First off, let me make it clear – this game is as free-to-play as the day is long. So there are things like premium currencies, building timers, and so on. The base building portion of the game works exactly as it does in the many other free-to-play games that offer this feature. You set up buildings that harvest resources, use those resources to build defenses, research technologies, train troops, and so on. As you level up your structures and open new types of buildings, you’ll become more powerful, but things start scaling up in cost and time to build, too. You can attack other players, and they can attack you right back.
It’s when you go on the attack that the game shows its developer’s roots. You control a master ship which you can use to fire on the enemy base, but it’s not really strong enough to defeat much on its own. You’ll need to call on the aid of other fighters, who will join in the fray, auto-attacking targets. You can also deploy special attacks such as missiles and bombs from your master ship, provided you’ve got the ammo to do so. You basically need to send out your squad, support them with cover fire, and make sure you’re dodging incoming enemy bullets yourself. It’s not nearly as action-heavy as a regular shoot-em-up, and it’s obviously aimed at a broader audience, but it’s still a lot more active and enjoyable than the combat in many of these base-builder games tends to be.
Personally, I’m not really into games like Boom Beach or Clash Of Clans (Free), but I am a big fan of shoot-em-ups, so it was kind of neat to see that genre applied in a slightly different way than I’m used to. It reminded me a little of the Genesis classic Herzog Zwei, if only in concept. Still, it’s kind of neat to be building the base that someone’s scrappy ship is going to have to take down piece by piece. Of course, this was a special version of the game, so I didn’t have to deal with the realities of its free-to-play nature. How the balancing ends up tilting will make all the difference with this game, I think.

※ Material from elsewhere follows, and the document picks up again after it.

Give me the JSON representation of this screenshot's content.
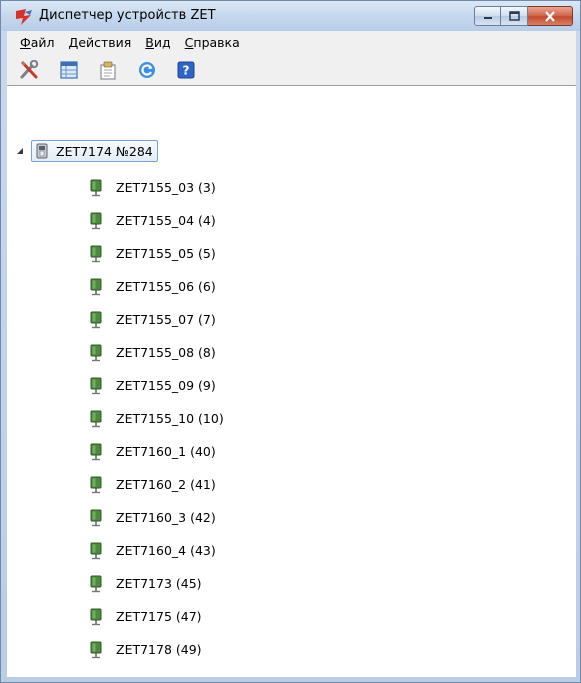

Lightning Raiders is still a ways off, as they haven’t even completely nailed down their final art design for the game. It looks pretty good considering how early it is, though it’s obviously pulling some assets from Lightning Fighter 2 (Free). I really like the idea of the game itself, though, and I can appreciate a developer willing to try to leverage their strengths in a new genre. Uwan Studio hopes to release the game worldwide next year, so if this sounds like an interesting mix to you, keep your eyes peeled in 2016, and we’ll bring you more when we hear it.